26 de nov. de 2011

A Erika

A Erika tem filhas, marido e uma barraca na feira - nas feiras, porque muitas feiras acontecem durante a semana, em diversos bairros da cidade.
Eu e a Erika nos vemos às terças e quintas, que são os dias em que a feira acontece perto da casa verde em que vivo feliz.
A família da Erika me distingue da minha irmã pelo sorriso. Todos eles, que trabalham juntos na barraca, sabem que eu falo [de]mais. A Erika tem muitas bolsas bonitas e caras, que comprou quando morou no Japão.
As frutas da Erika são as mais bonitas e cheirosas, são diferentes. Ela vende as maiores e mais saborosas alcachofras do mundo, mas só sob encomenda. Minha avó conhece o papaya da Erika com o olhar.
Ontem foi sexta-feira e a Erika trouxe à minha casa as frutas que não comprei na quinta. Em uma das sacolas, um bilhete:

Coloquei o inhame para você aproveitar e o pêssego e a manguinha é para você experimentar. Cortesia da casa.
Beijo

Erika

Obrigada
Deus abençoe


A Erika é morena e briga comigo, aos berros, quando vou à feira muito tarde ou quando desapareço. Ela tem longos cabelos negros e recentemente começou a usar esmaltes alegremente coloridos. Toma café às 8 e come pastéis da esquina ou pães da padaria que frequentei durante a infância. A Erika tem olhos doces e o sorriso largo. A Erika tem amor - e minha eterna admiração.

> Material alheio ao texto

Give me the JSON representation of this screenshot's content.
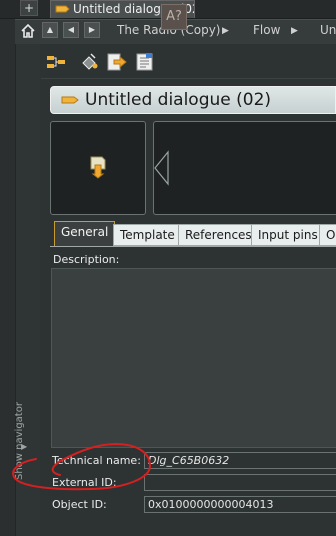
{
  "window": {
    "doc_tab_title": "Untitled dialogue (02)",
    "add_tab_label": "+"
  },
  "breadcrumb": [
    {
      "label": "The Radio (Copy)"
    },
    {
      "label": "Flow"
    },
    {
      "label": "Un"
    }
  ],
  "toolbar": {
    "help_label": "A?"
  },
  "page": {
    "title": "Untitled dialogue (02)"
  },
  "tabs": [
    {
      "label": "General",
      "active": true
    },
    {
      "label": "Template"
    },
    {
      "label": "References"
    },
    {
      "label": "Input pins"
    },
    {
      "label": "O"
    }
  ],
  "description": {
    "label": "Description:",
    "value": ""
  },
  "properties": {
    "technical_name": {
      "label": "Technical name:",
      "value": "Dlg_C65B0632"
    },
    "external_id": {
      "label": "External ID:",
      "value": ""
    },
    "object_id": {
      "label": "Object ID:",
      "value": "0x0100000000004013"
    }
  },
  "navigator": {
    "label": "Show navigator"
  },
  "colors": {
    "accent": "#e8a33a",
    "annotation": "#d42020",
    "background": "#2b2f2f"
  },
  "icons": [
    "home-icon",
    "dialogue-icon",
    "flow-icon",
    "pin-icon",
    "help-icon"
  ]
}
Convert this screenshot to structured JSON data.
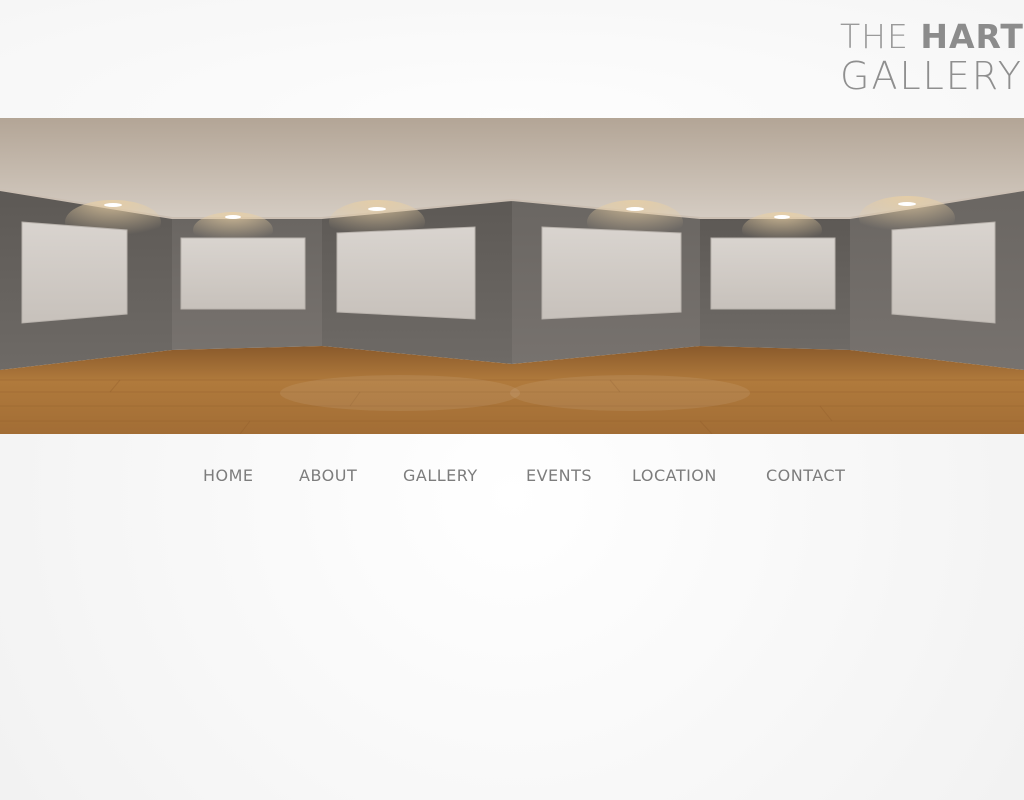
{
  "logo": {
    "word_the": "THE",
    "word_hart": "HART",
    "word_gallery": "GALLERY"
  },
  "hero": {
    "description_icon": "empty-gallery-room-image"
  },
  "nav": {
    "items": [
      {
        "label": "HOME"
      },
      {
        "label": "ABOUT"
      },
      {
        "label": "GALLERY"
      },
      {
        "label": "EVENTS"
      },
      {
        "label": "LOCATION"
      },
      {
        "label": "CONTACT"
      }
    ]
  },
  "colors": {
    "text_gray": "#7d7d7d",
    "wall_gray": "#6f6b68",
    "floor_wood": "#b07a3c",
    "ceiling": "#c8bcb1"
  }
}
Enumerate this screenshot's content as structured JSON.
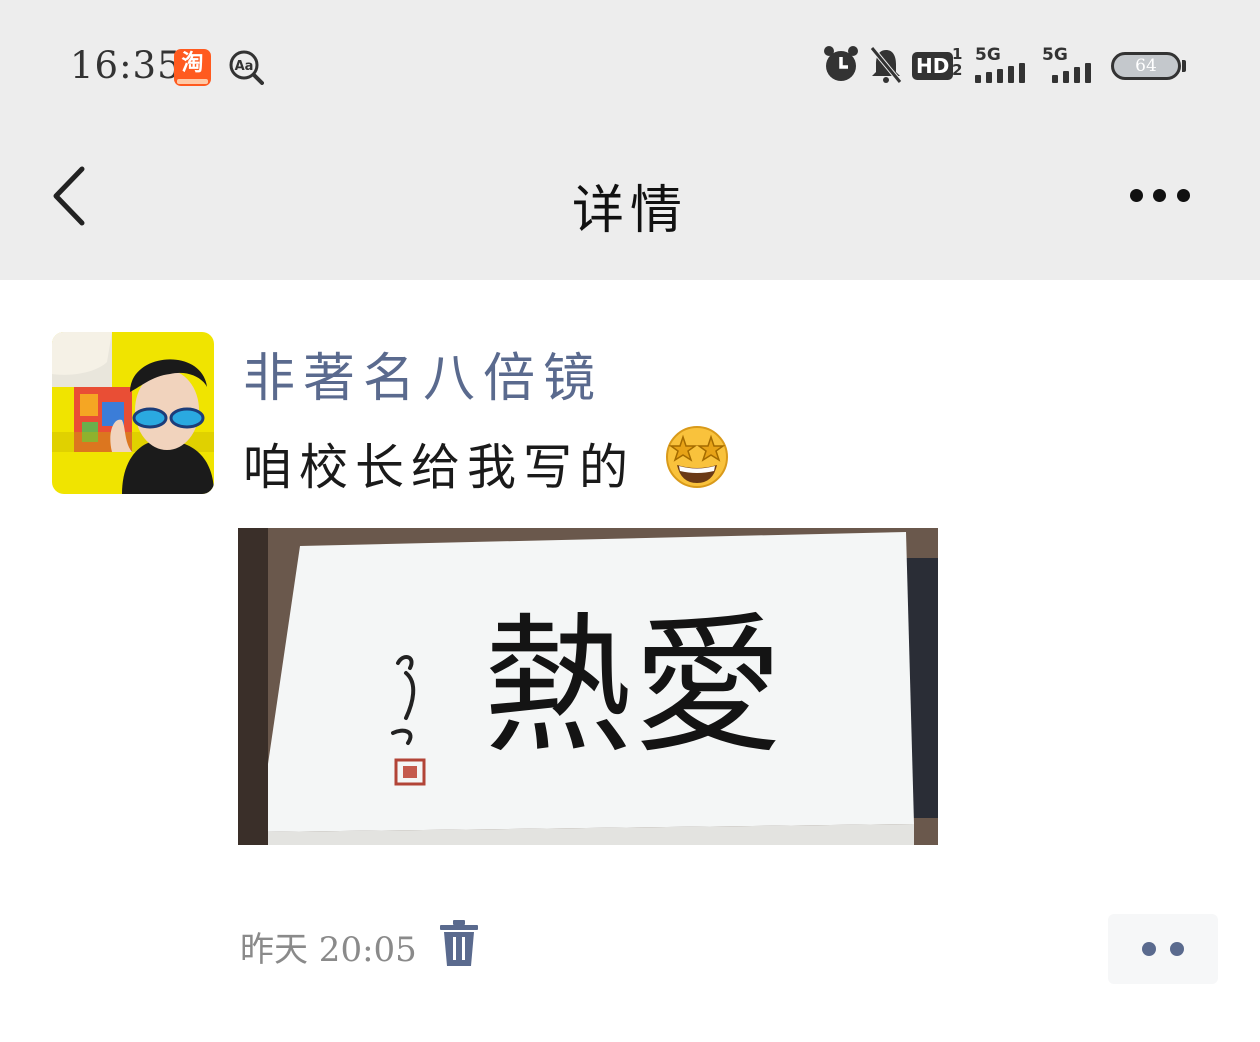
{
  "status_bar": {
    "time": "16:35",
    "left_icons": [
      "taobao-app-icon",
      "text-recognition-icon"
    ],
    "taobao_glyph": "淘",
    "aa_label": "Aa",
    "hd_label": "HD",
    "hd_fraction": [
      "1",
      "2"
    ],
    "network_1": "5G",
    "network_2": "5G",
    "battery_level": "64",
    "right_icons": [
      "alarm-icon",
      "mute-bell-icon",
      "hd-icon",
      "signal-icon",
      "signal-icon",
      "battery-icon"
    ]
  },
  "header": {
    "title": "详情",
    "back_icon": "chevron-left-icon",
    "more_icon": "more-dots-icon"
  },
  "post": {
    "author": "非著名八倍镜",
    "text": "咱校长给我写的",
    "emoji": "star-struck-emoji",
    "image_text": "熱愛",
    "time": "昨天 20:05",
    "delete_icon": "trash-icon",
    "action_icon": "comment-like-dots-icon"
  },
  "colors": {
    "header_bg": "#ededed",
    "author_name": "#5a6a8e",
    "timestamp": "#8a8a8a"
  }
}
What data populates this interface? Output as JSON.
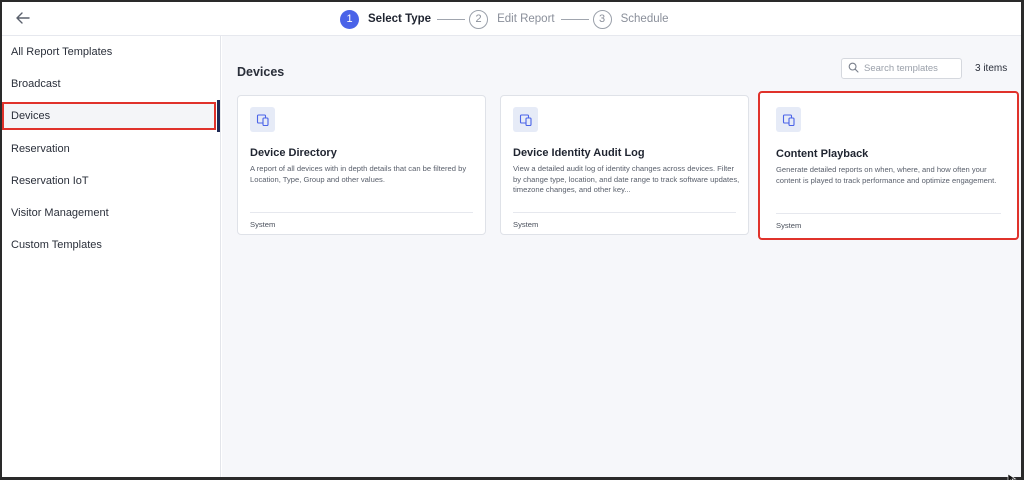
{
  "header": {
    "steps": [
      {
        "num": "1",
        "label": "Select Type"
      },
      {
        "num": "2",
        "label": "Edit Report"
      },
      {
        "num": "3",
        "label": "Schedule"
      }
    ]
  },
  "sidebar": {
    "items": [
      {
        "label": "All Report Templates"
      },
      {
        "label": "Broadcast"
      },
      {
        "label": "Devices"
      },
      {
        "label": "Reservation"
      },
      {
        "label": "Reservation IoT"
      },
      {
        "label": "Visitor Management"
      },
      {
        "label": "Custom Templates"
      }
    ]
  },
  "main": {
    "section_title": "Devices",
    "search_placeholder": "Search templates",
    "item_count": "3 items",
    "cards": [
      {
        "title": "Device Directory",
        "description": "A report of all devices with in depth details that can be filtered by Location, Type, Group and other values.",
        "footer": "System"
      },
      {
        "title": "Device Identity Audit Log",
        "description": "View a detailed audit log of identity changes across devices. Filter by change type, location, and date range to track software updates, timezone changes, and other key...",
        "footer": "System"
      },
      {
        "title": "Content Playback",
        "description": "Generate detailed reports on when, where, and how often your content is played to track performance and optimize engagement.",
        "footer": "System"
      }
    ]
  },
  "colors": {
    "accent": "#4a63e8",
    "highlight": "#e0322b",
    "icon_bg": "#e6ebf7"
  }
}
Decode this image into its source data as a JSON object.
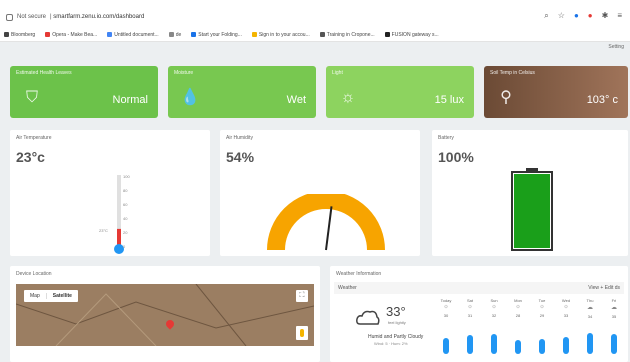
{
  "browser": {
    "security": "Not secure",
    "url": "smartfarm.zenu.io.com/dashboard",
    "bookmarks": [
      "Bloomberg",
      "Opera - Make Bea...",
      "Untitled document...",
      "de",
      "Start your Folding...",
      "Sign in to your accou...",
      "Training in Cropone...",
      "FUSION gateway s..."
    ]
  },
  "setting_label": "Setting",
  "top_cards": [
    {
      "title": "Estimated Health Leaves",
      "value": "Normal",
      "icon": "leaf-shield-icon",
      "color": "#6cc24a"
    },
    {
      "title": "Moisture",
      "value": "Wet",
      "icon": "water-drop-icon",
      "color": "#78c850"
    },
    {
      "title": "Light",
      "value": "15 lux",
      "icon": "sun-icon",
      "color": "#8dd35f"
    },
    {
      "title": "Soil Temp in Celsius",
      "value": "103° c",
      "icon": "thermometer-icon",
      "color": "#8b6548"
    }
  ],
  "air_temperature": {
    "label": "Air Temperature",
    "value": "23°c",
    "reading": 23,
    "scale_max": 100,
    "ticks": [
      "100",
      "80",
      "60",
      "40",
      "20",
      "0"
    ],
    "marker": "23°C"
  },
  "air_humidity": {
    "label": "Air Humidity",
    "value": "54%",
    "reading": 54
  },
  "battery": {
    "label": "Battery",
    "value": "100%",
    "level": 100
  },
  "device_location": {
    "label": "Device Location",
    "map_tab": "Map",
    "satellite_tab": "Satellite"
  },
  "weather": {
    "label": "Weather Information",
    "city": "Weather",
    "more": "View + Edit ds",
    "temp": "33°",
    "temp_sub": "feel lightly",
    "condition": "Humid and Partly Cloudy",
    "details": "Wind: 5 · Hum: 2%",
    "days": [
      {
        "name": "Today",
        "icon": "☼",
        "hi": "30",
        "level": 0.55
      },
      {
        "name": "Sat",
        "icon": "☼",
        "hi": "31",
        "level": 0.7
      },
      {
        "name": "Sun",
        "icon": "☼",
        "hi": "32",
        "level": 0.75
      },
      {
        "name": "Mon",
        "icon": "☼",
        "hi": "28",
        "level": 0.45
      },
      {
        "name": "Tue",
        "icon": "☼",
        "hi": "29",
        "level": 0.5
      },
      {
        "name": "Wed",
        "icon": "☼",
        "hi": "33",
        "level": 0.6
      },
      {
        "name": "Thu",
        "icon": "☁",
        "hi": "34",
        "level": 0.85
      },
      {
        "name": "Fri",
        "icon": "☁",
        "hi": "35",
        "level": 0.8
      }
    ]
  }
}
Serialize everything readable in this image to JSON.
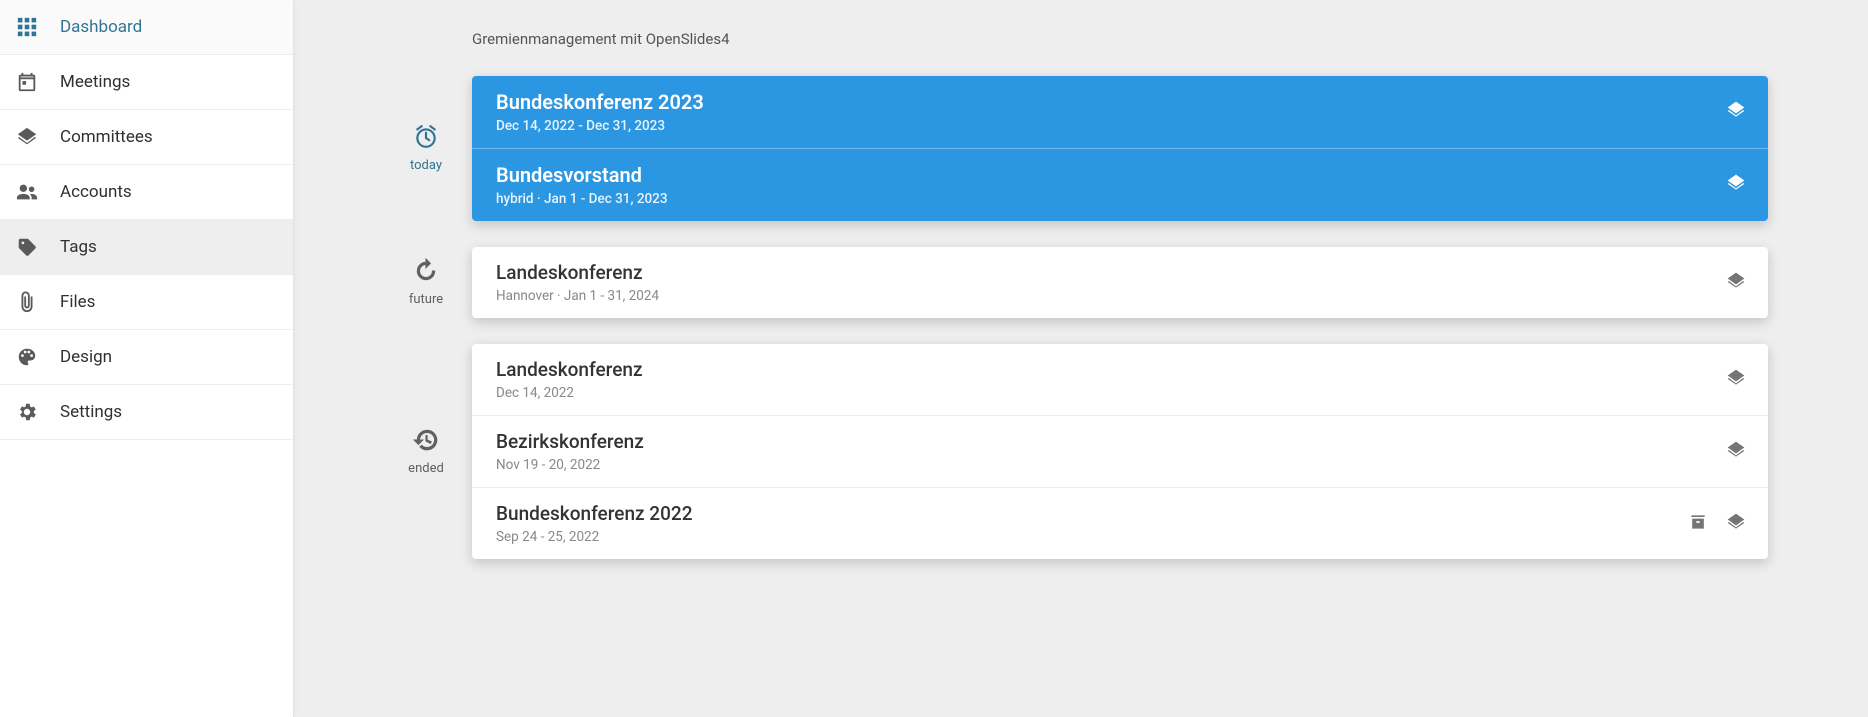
{
  "sidebar": {
    "items": [
      {
        "label": "Dashboard",
        "icon": "apps",
        "active": true,
        "selected": false
      },
      {
        "label": "Meetings",
        "icon": "event",
        "active": false,
        "selected": false
      },
      {
        "label": "Committees",
        "icon": "layers",
        "active": false,
        "selected": false
      },
      {
        "label": "Accounts",
        "icon": "group",
        "active": false,
        "selected": false
      },
      {
        "label": "Tags",
        "icon": "tag",
        "active": false,
        "selected": true
      },
      {
        "label": "Files",
        "icon": "attach",
        "active": false,
        "selected": false
      },
      {
        "label": "Design",
        "icon": "palette",
        "active": false,
        "selected": false
      },
      {
        "label": "Settings",
        "icon": "gear",
        "active": false,
        "selected": false
      }
    ]
  },
  "page_subtitle": "Gremienmanagement mit OpenSlides4",
  "groups": [
    {
      "key": "today",
      "label": "today",
      "icon": "alarm",
      "active": true,
      "meetings": [
        {
          "title": "Bundeskonferenz 2023",
          "meta": "Dec 14, 2022 - Dec 31, 2023",
          "layers": true,
          "archive": false
        },
        {
          "title": "Bundesvorstand",
          "meta": "hybrid  ·  Jan 1 - Dec 31, 2023",
          "layers": true,
          "archive": false
        }
      ]
    },
    {
      "key": "future",
      "label": "future",
      "icon": "update",
      "active": false,
      "meetings": [
        {
          "title": "Landeskonferenz",
          "meta": "Hannover  ·  Jan 1 - 31, 2024",
          "layers": true,
          "archive": false
        }
      ]
    },
    {
      "key": "ended",
      "label": "ended",
      "icon": "history",
      "active": false,
      "meetings": [
        {
          "title": "Landeskonferenz",
          "meta": "Dec 14, 2022",
          "layers": true,
          "archive": false
        },
        {
          "title": "Bezirkskonferenz",
          "meta": "Nov 19 - 20, 2022",
          "layers": true,
          "archive": false
        },
        {
          "title": "Bundeskonferenz 2022",
          "meta": "Sep 24 - 25, 2022",
          "layers": true,
          "archive": true
        }
      ]
    }
  ]
}
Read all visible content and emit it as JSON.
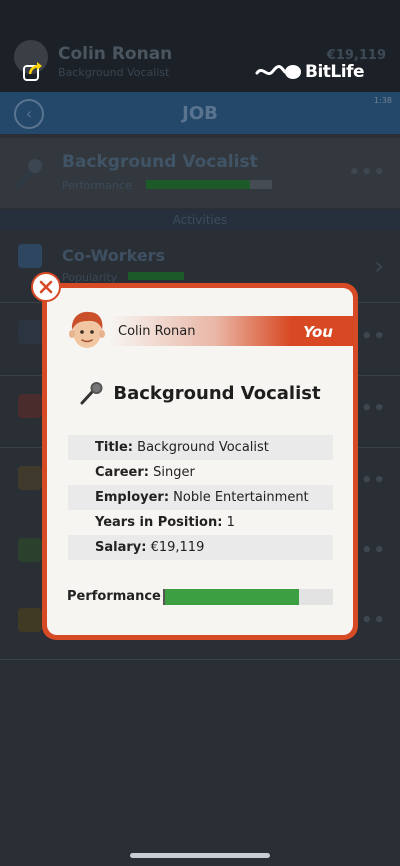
{
  "app": {
    "logo_text": "BitLife",
    "brand_color": "#d64a25"
  },
  "background": {
    "header": {
      "name": "Colin Ronan",
      "subtitle": "Background Vocalist",
      "money": "€19,119"
    },
    "nav": {
      "title": "JOB",
      "time": "1:38"
    },
    "job": {
      "title": "Background Vocalist",
      "performance_label": "Performance"
    },
    "section_header": "Activities",
    "rows": [
      {
        "title": "Co-Workers",
        "sub": "Popularity"
      }
    ]
  },
  "modal": {
    "person": {
      "name": "Colin Ronan",
      "relation": "You"
    },
    "job_title": "Background Vocalist",
    "details": [
      {
        "label": "Title:",
        "value": "Background Vocalist"
      },
      {
        "label": "Career:",
        "value": "Singer"
      },
      {
        "label": "Employer:",
        "value": "Noble Entertainment"
      },
      {
        "label": "Years in Position:",
        "value": "1"
      },
      {
        "label": "Salary:",
        "value": "€19,119"
      }
    ],
    "performance": {
      "label": "Performance",
      "value_fraction": 0.8,
      "color": "#3ca043"
    }
  },
  "icons": {
    "share": "share-icon",
    "close": "close-icon",
    "mic": "microphone-icon",
    "avatar": "avatar-icon",
    "back": "back-arrow-icon"
  }
}
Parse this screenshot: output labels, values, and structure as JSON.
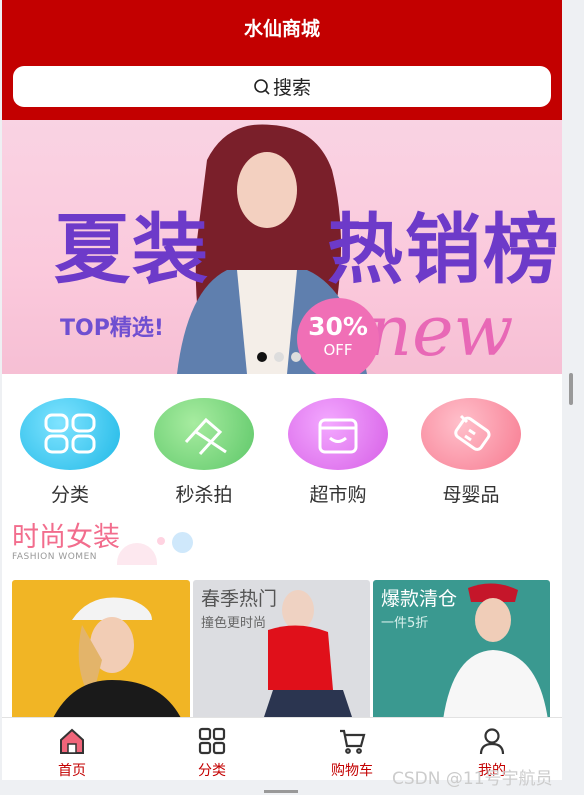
{
  "header": {
    "title": "水仙商城",
    "search_label": "搜索"
  },
  "banner": {
    "headline_left": "夏装",
    "headline_right": "热销榜",
    "top_text": "TOP精选!",
    "badge_percent": "30%",
    "badge_off": "OFF",
    "script_text": "new",
    "slides": 3,
    "active_slide": 1
  },
  "categories": [
    {
      "label": "分类",
      "icon": "grid-icon",
      "color": "#27c6ea"
    },
    {
      "label": "秒杀拍",
      "icon": "hammer-icon",
      "color": "#6fd27a"
    },
    {
      "label": "超市购",
      "icon": "store-icon",
      "color": "#e67aee"
    },
    {
      "label": "母婴品",
      "icon": "baby-bottle-icon",
      "color": "#fb8ca0"
    }
  ],
  "section": {
    "title": "时尚女装",
    "subtitle": "FASHION WOMEN"
  },
  "products": [
    {
      "title": "",
      "subtitle": "",
      "color": "#f1b525"
    },
    {
      "title": "春季热门",
      "subtitle": "撞色更时尚",
      "color": "#dcdde1"
    },
    {
      "title": "爆款清仓",
      "subtitle": "一件5折",
      "color": "#3a9990"
    }
  ],
  "tabbar": [
    {
      "label": "首页",
      "icon": "home-icon"
    },
    {
      "label": "分类",
      "icon": "grid-icon"
    },
    {
      "label": "购物车",
      "icon": "cart-icon"
    },
    {
      "label": "我的",
      "icon": "user-icon"
    }
  ],
  "watermark": "CSDN @11号宇航员",
  "colors": {
    "brand": "#c30000",
    "banner_purple": "#6d3ac9",
    "section_pink": "#f26d8d"
  }
}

Quase acredito em um deus nas raras vezes em que a menção do pequeno nome acompanha a grandiosidade de um gesto.

18 de nov. de 2011

No mar de barcos sem flores, o céu dos céticos. Sobre o largo movimentar das ondas, imensidão.
Olhos do silêncio cego: a fuga e o afago. A força física e o vigor dos corpos que somos nós.
Nós.
Os piratas imberbes desconhecem a quaseternidade dos ossos. Ignoram o sussurrar inaudível que acalanta o coração.
Havia motivos de sobra para ficar. O calor da pele e o conforto das palavras. A leveza. A doçura e a surpresa simulada no não raro encontro com o olhar.
Havia sonhos únicos e palavras muitas. Alegria. Havia braços, pernas e mãos.
Percorreu os descaminhos com pés descalços; a passos firmes, despedidas breves.
Acariciou cada uma das paredes lentamente, como se as apreendesse com as palmas das mãos. Sorriu para o pé direto alto como se isso os assemelhasse em grandeza; como se o gesto possibilitasse a retenção da lembrança e o movimento fosse garantia de exatidão.
Dançou o espaço e perdeu-se no vento. Através das portas e janelas abertas, tornou-se ar.
Vaga dispersa e livre. Leva as chaves no bolso, mas não volta.
Entre a fugacidade dos sóis alheios, encontrou abrigo para o pulsar alegre da solidão.